Editorial: Its dangerous to other foreigners (Photo Archive)
A day after 60 Palestinians were killed by the Israeli army, the South African government recalled its ambassador to Israel. The decision was in protest against the “indiscriminate [nature] and gravity of the latest Israeli attack”, the department of international relations and co-operation said.
South Africa was among the first states to announce such a decision and the move is seen to be indicative of a more robust implementation of South African foreign policy. Although the country’s solidarity with the Palestinian cause has long been established, the diplomatic ties between the two states have raised doubt about South Africa’s true commitment to Palestinian solidarity and a two-state solution.
Although it is not the first time South Africa has recalled its ambassador, this week’s move marked a more decisive response to Israeli aggression; the decision could not have been made lightly because South Africa risks further alienating the United States government and the local Israeli lobby.
An academic, speaking to the Huffington Post this week, argued that relations between South Africa and Israel have deteriorated in recent years, in line with the Middle East peace process coming to a halt, and the implementation of South African policy on Palestine and Israel deserves further scrutiny.
If anything, South Africa has continued to be vocal about the Palestinian struggle while maintaining diplomatic ties with Israel. And, although the current impasse in the peace process, exemplified by the US opening a new embassy in Jerusalem while Israel was mowing down people in Gaza, is cause for concern, it is not altogether US President Donald Trump’s doing.
The truth is the peace process has only ever been a veneer. It can’t be said to have held much promise when Israeli settlements were expanding in Palestinian territory, quashing any possibility of a Palestinian state.
The settlements, which have been taking place in the West Bank since it came under Israeli occupation in 1967, are a major impediment to peace. It is estimated that about 500 000 Israelis live in the settlements, of which there are about 130 scattered around the West Bank. About 75% of settlers live on or near the West Bank border with Israel.
In effect, the settlements blur the boundaries of any future Palestinian state. And that is exactly the point: the most hardline settlers want the West Bank to be fully incorporated into Israel.
The settlements and military occupation required to defend them have seen apartheid-like infrastructure being established. Palestinians are excluded from some Israeli-only roads and forced to go through a number of security checkpoints, for example. Most international lawyers believe the settlements violate the Fourth Geneva Convention, which prohibits the transfer of population into occupied territories but the Israeli government disputes this.
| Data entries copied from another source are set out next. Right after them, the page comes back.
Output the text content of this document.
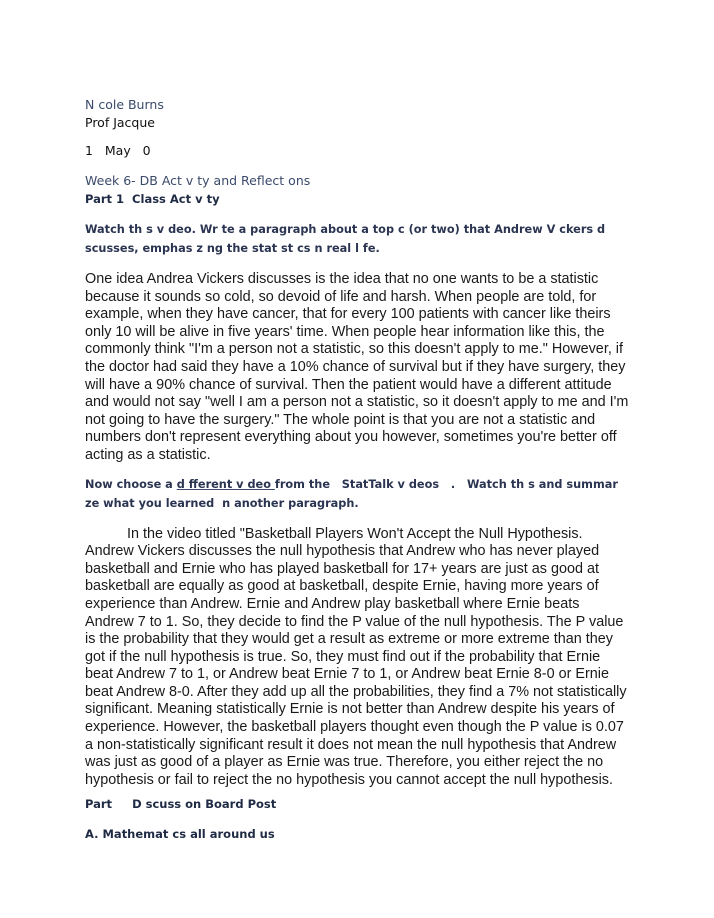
N cole Burns

Prof Jacque

1   May   0

Week 6- DB Act v ty and Reflect ons
Part 1  Class Act v ty
Watch th s v deo. Wr te a paragraph about a top c (or two) that Andrew V ckers d scusses, emphas z ng the stat st cs n real l fe.
One idea Andrea Vickers discusses is the idea that no one wants to be a statistic because it sounds so cold, so devoid of life and harsh. When people are told, for example, when they have cancer, that for every 100 patients with cancer like theirs only 10 will be alive in five years' time. When people hear information like this, the commonly think "I'm a person not a statistic, so this doesn't apply to me." However, if the doctor had said they have a 10% chance of survival but if they have surgery, they will have a 90% chance of survival. Then the patient would have a different attitude and would not say "well I am a person not a statistic, so it doesn't apply to me and I'm not going to have the surgery." The whole point is that you are not a statistic and numbers don't represent everything about you however, sometimes you're better off acting as a statistic.
Now choose a d fferent v deo from the   StatTalk v deos   .   Watch th s and summar ze what you learned  n another paragraph.
In the video titled "Basketball Players Won't Accept the Null Hypothesis. Andrew Vickers discusses the null hypothesis that Andrew who has never played basketball and Ernie who has played basketball for 17+ years are just as good at basketball are equally as good at basketball, despite Ernie, having more years of experience than Andrew. Ernie and Andrew play basketball where Ernie beats Andrew 7 to 1. So, they decide to find the P value of the null hypothesis. The P value is the probability that they would get a result as extreme or more extreme than they got if the null hypothesis is true. So, they must find out if the probability that Ernie beat Andrew 7 to 1, or Andrew beat Ernie 7 to 1, or Andrew beat Ernie 8-0 or Ernie beat Andrew 8-0. After they add up all the probabilities, they find a 7% not statistically significant. Meaning statistically Ernie is not better than Andrew despite his years of experience. However, the basketball players thought even though the P value is 0.07 a non-statistically significant result it does not mean the null hypothesis that Andrew was just as good of a player as Ernie was true. Therefore, you either reject the no hypothesis or fail to reject the no hypothesis you cannot accept the null hypothesis.
Part     D scuss on Board Post
A. Mathemat cs all around us
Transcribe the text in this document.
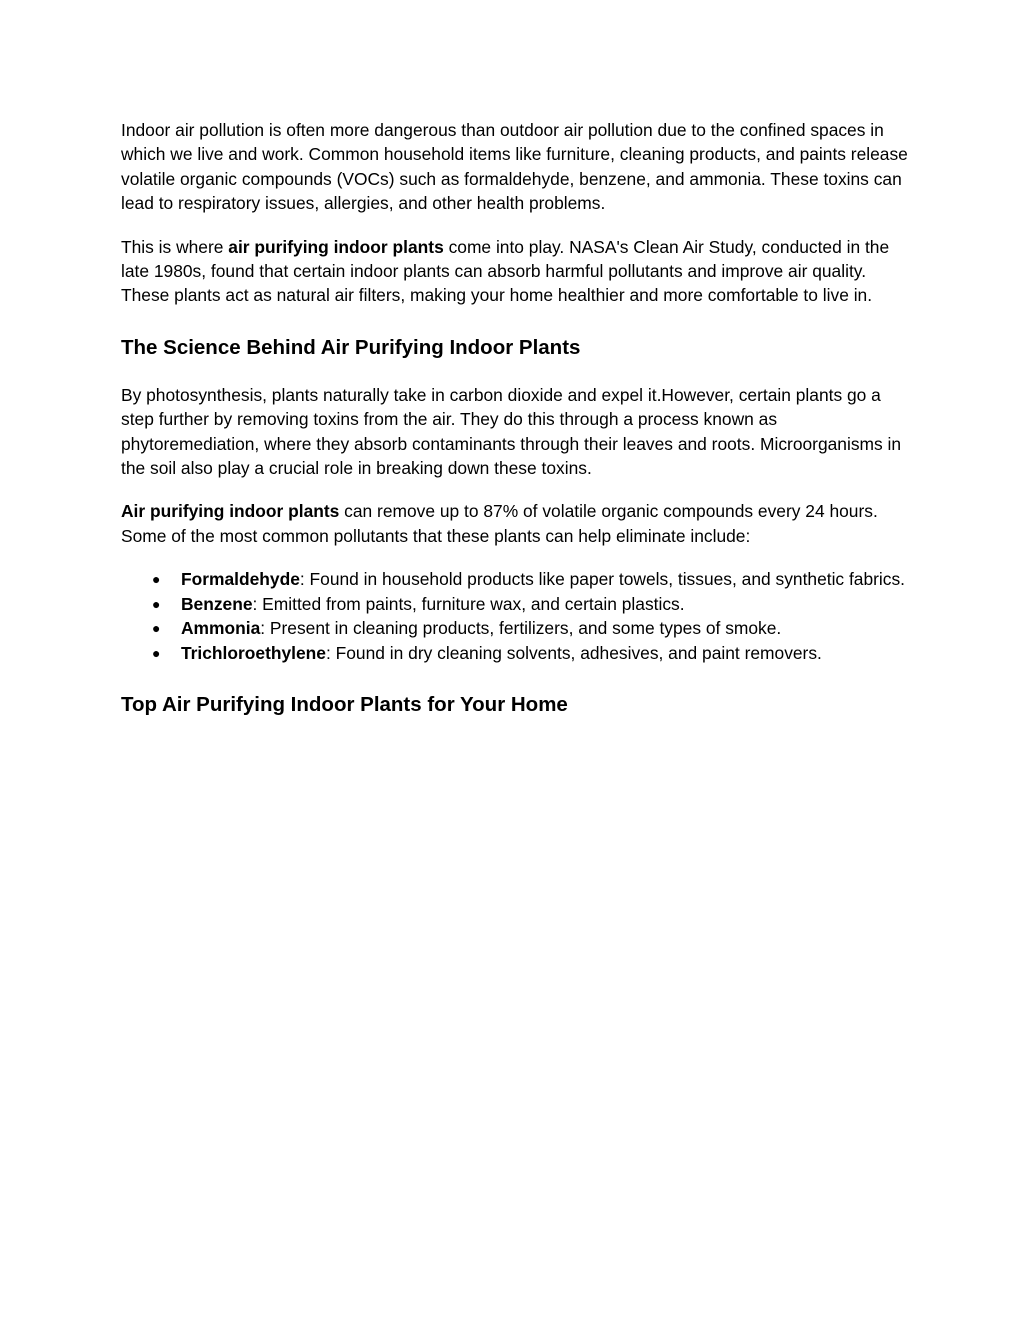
Indoor air pollution is often more dangerous than outdoor air pollution due to the confined spaces in which we live and work. Common household items like furniture, cleaning products, and paints release volatile organic compounds (VOCs) such as formaldehyde, benzene, and ammonia. These toxins can lead to respiratory issues, allergies, and other health problems.

This is where air purifying indoor plants come into play. NASA's Clean Air Study, conducted in the late 1980s, found that certain indoor plants can absorb harmful pollutants and improve air quality. These plants act as natural air filters, making your home healthier and more comfortable to live in.

The Science Behind Air Purifying Indoor Plants

By photosynthesis, plants naturally take in carbon dioxide and expel it.However, certain plants go a step further by removing toxins from the air. They do this through a process known as phytoremediation, where they absorb contaminants through their leaves and roots. Microorganisms in the soil also play a crucial role in breaking down these toxins.

Air purifying indoor plants can remove up to 87% of volatile organic compounds every 24 hours. Some of the most common pollutants that these plants can help eliminate include:

● Formaldehyde: Found in household products like paper towels, tissues, and synthetic fabrics.
● Benzene: Emitted from paints, furniture wax, and certain plastics.
● Ammonia: Present in cleaning products, fertilizers, and some types of smoke.
● Trichloroethylene: Found in dry cleaning solvents, adhesives, and paint removers.
Top Air Purifying Indoor Plants for Your Home
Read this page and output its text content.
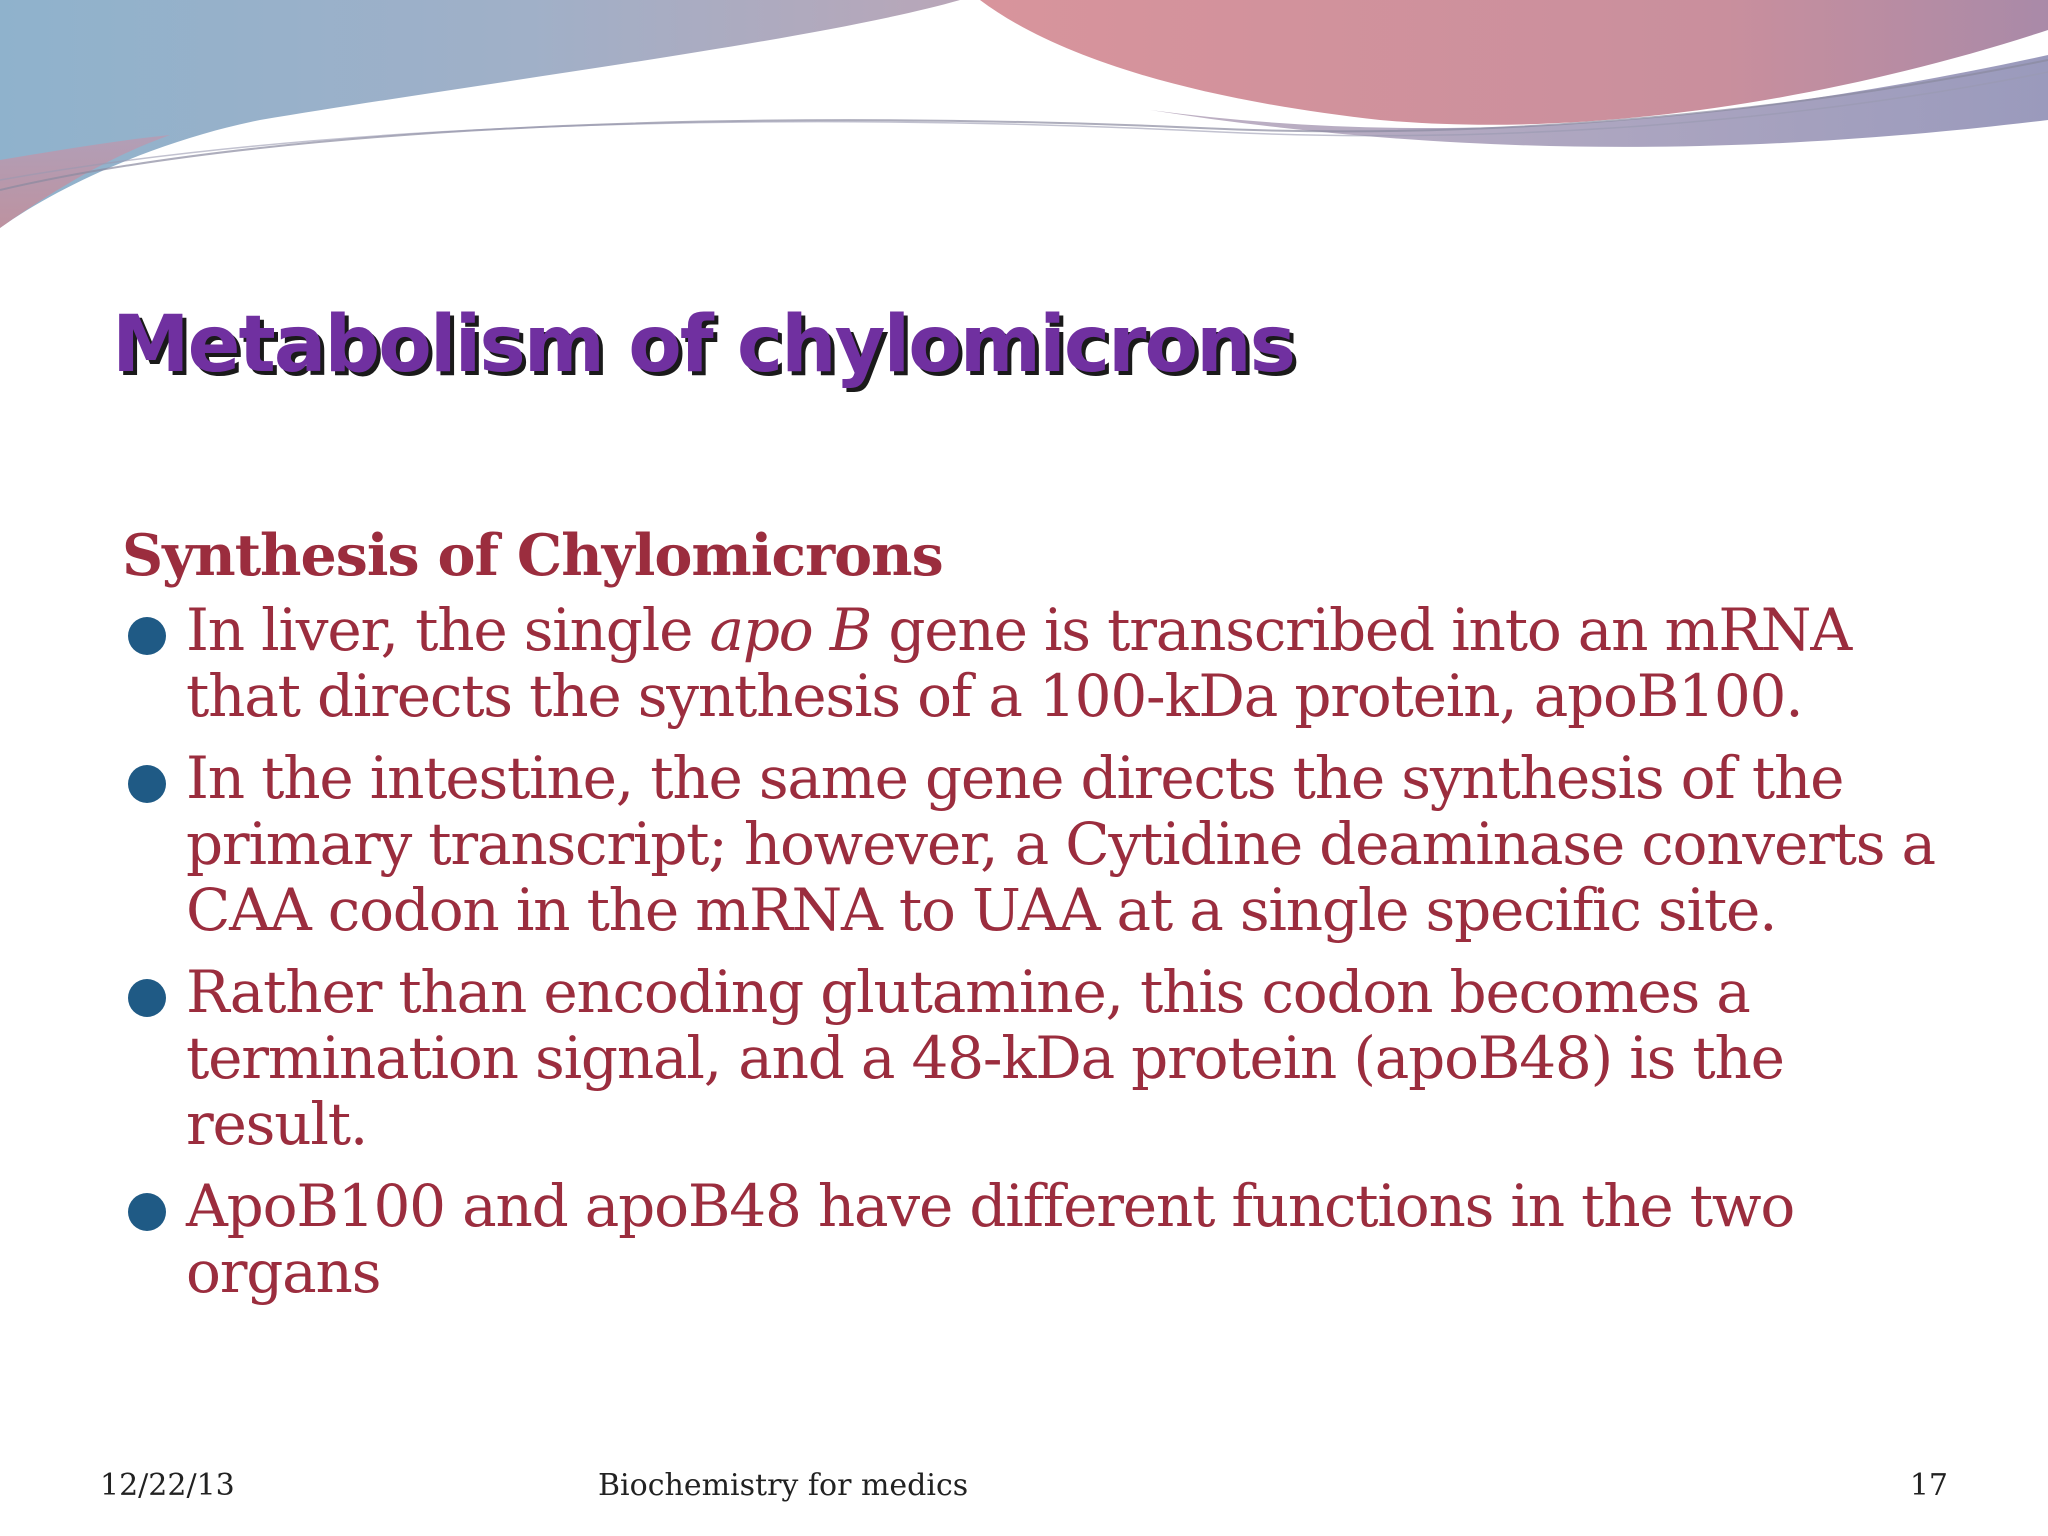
Metabolism of chylomicrons
Synthesis of Chylomicrons
In liver, the single apo B gene is transcribed into an mRNA that directs the synthesis of a 100-kDa protein, apoB100.
In the intestine, the same gene directs the synthesis of the primary transcript; however, a Cytidine deaminase converts a CAA codon in the mRNA to UAA at a single specific site.
Rather than encoding glutamine, this codon becomes a termination signal, and a 48-kDa protein (apoB48) is the result.
ApoB100 and apoB48 have different functions in the two organs
12/22/13	Biochemistry for medics	17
It is the expansion of settlements that continues to inhibit any real chance of peace and, although South Africa has expressed its dissent about the settlements, it has continued to maintain diplomatic relations with Israel.
This week, explaining the killings on Monday, Israel said it had the right to protect itself and its borders. But it is the concept of those borders, of the possibility of the borders of a Palestinian state, that Israel has flouted with its expansion of settlements. And South Africa has been party to that.